My hand trembled slightly. A tear threatened to spill.

No. I blinked it back. I'd take care of myself this time. Even if I only had seven years, I'd spend them actually living instead of just surviving.

I finished the mascara and stepped back to look at the full effect.

The woman in the mirror was a stranger. Polished. Put-together. Pretty, even.

I almost didn't recognize her.

8:15 AM. Shit. I was late.

I grabbed my bag and ran.

---

Vale Company occupied a gleaming high-rise in downtown Ravenport. I usually took the regular elevator with all the other low-level employees, crammed in like sardines, trying not to make eye contact.

But I was late. And the regular elevators had lines.

The executive elevator stood empty, its brass doors gleaming like a promise. I knew I wasn't supposed to use it. Knew it was reserved for upper management, board members, executives.

I stepped inside anyway.

The doors were closing when a hand shot through, stopping them. They slid back open.

A man stepped in.

I recognized him immediately, though I'd only ever seen him from a distance. Lucien Vale. Adrian's older half-brother. The heir to Vale Enterprises, though you'd never know it from how he acted.

He was nothing like Adrian. Nothing.

Light brown skin, a shade darker than his brother's. A clean fade with curly hair on top that looked soft, touchable. But where Adrian dressed in expensive suits and designer cologne, Lucien looked like he'd stepped out of an old money catalog—perfectly tailored but understated. Dark slacks. A simple black shirt with the sleeves rolled up. A watch that probably cost more than my yearly rent but didn't scream for attention.
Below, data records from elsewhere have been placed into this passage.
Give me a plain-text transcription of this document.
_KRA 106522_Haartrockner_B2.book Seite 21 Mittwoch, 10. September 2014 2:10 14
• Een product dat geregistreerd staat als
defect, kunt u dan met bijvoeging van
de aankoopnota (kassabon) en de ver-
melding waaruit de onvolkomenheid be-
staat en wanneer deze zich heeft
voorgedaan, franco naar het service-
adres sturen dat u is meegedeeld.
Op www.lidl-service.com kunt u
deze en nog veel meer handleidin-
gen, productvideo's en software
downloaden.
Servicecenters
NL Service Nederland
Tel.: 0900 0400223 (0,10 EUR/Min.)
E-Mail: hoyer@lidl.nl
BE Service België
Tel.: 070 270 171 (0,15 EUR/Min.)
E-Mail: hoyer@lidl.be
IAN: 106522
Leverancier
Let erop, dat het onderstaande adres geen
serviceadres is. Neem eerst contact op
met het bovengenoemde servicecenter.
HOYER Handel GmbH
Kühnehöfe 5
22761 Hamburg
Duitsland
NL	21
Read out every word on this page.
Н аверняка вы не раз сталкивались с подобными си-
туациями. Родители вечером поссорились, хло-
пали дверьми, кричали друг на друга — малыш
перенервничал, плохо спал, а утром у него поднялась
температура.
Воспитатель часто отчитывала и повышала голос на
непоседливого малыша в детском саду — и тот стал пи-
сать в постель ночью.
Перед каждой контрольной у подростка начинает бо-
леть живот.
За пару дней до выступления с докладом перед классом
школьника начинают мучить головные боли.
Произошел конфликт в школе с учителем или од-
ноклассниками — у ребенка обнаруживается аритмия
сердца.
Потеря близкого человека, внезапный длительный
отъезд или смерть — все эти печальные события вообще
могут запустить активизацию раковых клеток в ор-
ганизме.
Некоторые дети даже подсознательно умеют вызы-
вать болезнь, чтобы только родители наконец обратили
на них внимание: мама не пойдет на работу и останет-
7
He smelled expensive. Not cologne. Just... clean. Rich. Like the kind of wealth that didn't need to prove itself.

And his eyes. God, his eyes. The same color as Adrian's, that pale gray-green, but where Adrian's were charming and empty, Lucien's were dark. Intense. Like someone who'd seen things. Done things. Someone who carried secrets that would destroy you if you got too close.

Adrian had told me Lucien was an asshole. Difficult. Impossible to work with. A genius, yes, but cruel and calculating and not worth knowing.

Right now, I hate Adrian's entire family. Including Lucien.